Second Call for Papers:
RGS-IBG Annual International Conference, Exeter, UK, 2-4 September 2015
Convened by Dr. Tara Woodyer, Dr. Diana Martin (University of Portsmouth); Dr. Sean Carter, Dr. Philip Kirby (University of Exeter)
Co-sponsored by the Political Geography Research Group and the Social and Cultural Geography Research Group
From the outset, critical geopolitics has emphasised approaches that question spatial distinctions between foreign/domestic politics and political distinctions between formal/popular geopolitics. More recently, feminist contributions to critical geopolitical debates have re-articulated the necessity of including the ‘everyday’ and the ‘ordinary’ into our accounts of the geopolitical, in part to work towards the dissolution of clear-cut distinctions between public and private, and towards the increasing realisation that different scales are not separate but intertwined.
This session then will focus both on what Pain & Staeheli (2014) describe as ‘the intimate outwards’ as well as ‘the geopolitical inwards’. We therefore take ‘domesticating geopolitics’ to capture a broad range of practices, objects, performativities and discourses that contribute to how geopolitics is rendered familiar and sanitised, and the ways in which the home and bodies become a terrain of the geopolitical.
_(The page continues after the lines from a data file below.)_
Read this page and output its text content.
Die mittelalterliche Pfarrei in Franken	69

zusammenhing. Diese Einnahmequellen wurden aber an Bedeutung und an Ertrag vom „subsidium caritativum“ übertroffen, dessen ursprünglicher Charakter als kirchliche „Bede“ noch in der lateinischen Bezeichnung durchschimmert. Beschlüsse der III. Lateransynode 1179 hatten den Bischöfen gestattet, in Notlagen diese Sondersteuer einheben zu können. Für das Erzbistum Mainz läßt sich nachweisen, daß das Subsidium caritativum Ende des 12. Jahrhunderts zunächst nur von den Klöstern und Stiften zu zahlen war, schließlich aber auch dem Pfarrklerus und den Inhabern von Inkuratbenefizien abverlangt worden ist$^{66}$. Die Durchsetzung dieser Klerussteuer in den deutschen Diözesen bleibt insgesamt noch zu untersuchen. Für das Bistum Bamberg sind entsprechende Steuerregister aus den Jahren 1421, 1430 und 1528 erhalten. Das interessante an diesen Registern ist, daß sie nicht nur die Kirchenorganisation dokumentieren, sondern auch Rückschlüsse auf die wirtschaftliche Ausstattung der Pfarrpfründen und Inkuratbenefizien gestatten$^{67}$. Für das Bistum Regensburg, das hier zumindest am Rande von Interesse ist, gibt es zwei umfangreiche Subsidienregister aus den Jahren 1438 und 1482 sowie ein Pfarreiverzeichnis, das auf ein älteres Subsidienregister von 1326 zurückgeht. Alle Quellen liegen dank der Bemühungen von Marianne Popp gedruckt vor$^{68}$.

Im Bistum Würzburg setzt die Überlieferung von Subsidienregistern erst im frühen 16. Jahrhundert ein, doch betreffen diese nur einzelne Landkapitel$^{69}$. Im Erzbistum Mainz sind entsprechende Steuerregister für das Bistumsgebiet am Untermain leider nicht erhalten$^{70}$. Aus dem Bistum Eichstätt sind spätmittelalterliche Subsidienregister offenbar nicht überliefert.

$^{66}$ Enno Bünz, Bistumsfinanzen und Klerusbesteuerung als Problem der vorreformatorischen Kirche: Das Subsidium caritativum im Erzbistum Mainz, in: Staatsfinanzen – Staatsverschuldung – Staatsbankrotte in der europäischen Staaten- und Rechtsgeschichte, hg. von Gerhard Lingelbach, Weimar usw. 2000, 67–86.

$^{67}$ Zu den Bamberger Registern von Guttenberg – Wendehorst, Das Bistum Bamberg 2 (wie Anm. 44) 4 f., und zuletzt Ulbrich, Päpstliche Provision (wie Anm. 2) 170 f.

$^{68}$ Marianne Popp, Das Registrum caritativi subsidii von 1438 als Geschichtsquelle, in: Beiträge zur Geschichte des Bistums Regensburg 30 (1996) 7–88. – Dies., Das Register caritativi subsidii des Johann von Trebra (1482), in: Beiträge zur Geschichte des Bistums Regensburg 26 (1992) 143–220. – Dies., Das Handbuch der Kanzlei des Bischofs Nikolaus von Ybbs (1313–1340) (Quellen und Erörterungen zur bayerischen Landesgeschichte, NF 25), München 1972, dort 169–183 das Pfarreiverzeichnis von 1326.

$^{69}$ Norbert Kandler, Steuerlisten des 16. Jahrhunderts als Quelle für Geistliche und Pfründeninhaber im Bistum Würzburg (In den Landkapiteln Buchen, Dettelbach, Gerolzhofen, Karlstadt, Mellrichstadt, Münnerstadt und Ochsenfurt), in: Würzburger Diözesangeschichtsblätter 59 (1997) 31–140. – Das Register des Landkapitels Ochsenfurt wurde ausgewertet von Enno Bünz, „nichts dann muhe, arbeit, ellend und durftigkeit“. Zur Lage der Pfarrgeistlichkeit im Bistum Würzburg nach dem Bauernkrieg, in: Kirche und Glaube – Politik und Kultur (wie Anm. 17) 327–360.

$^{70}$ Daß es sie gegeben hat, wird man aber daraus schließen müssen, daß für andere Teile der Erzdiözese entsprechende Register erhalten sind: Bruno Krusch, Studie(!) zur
Bodies, personal decisions, religious beliefs and feelings thus become sites for reproduction and contestation of geopolitical imaginaries and possibilities. They ‘areterritory but also make territory’ as intimacy becomes a ‘site of geopolitical practices’ (Smith 2012, 2009). This session seeks then to explore the potential of notions of domesticating and the intimate for expanding our understanding of the geopolitical.
We invite conceptual and empirical papers that may address (but are not exclusive to):
- The role of objects and technologies in the translation of geopolitics between domestic and other spaces
- Visibility and invisibility of intimate geopolitics
- Material geopolitical cultures and ‘the domestic’
- Geopolitical boundaries in/of the home
- The intimate as resistance
- Non-violent and intimate geopolitics of peace
Proposals for papers, including title, name, contact details and an abstract of no more than 250 words, should be emailed to Diana Martin (firstname.lastname@example.org) by Wednesday 11th February 2015.
Pain, R. & Staeheli, L. (2014) Introduction: intimacy-geopolitics and violence. Area, 46 (4): 344-347.
Smith, S. (2012) Intimate geopolitics: religion, marriage, and reproductive bodies in Leh, Ladakh, Annals of the Association of American Geographers, 102(6): 1511-1528.
Smith, S. (2009) The domestication of geopolitics: Buddhist-Muslim conflict and the policing of marriage and the body in Ladakh, India, Geopolitics, 14 (2): 197-218.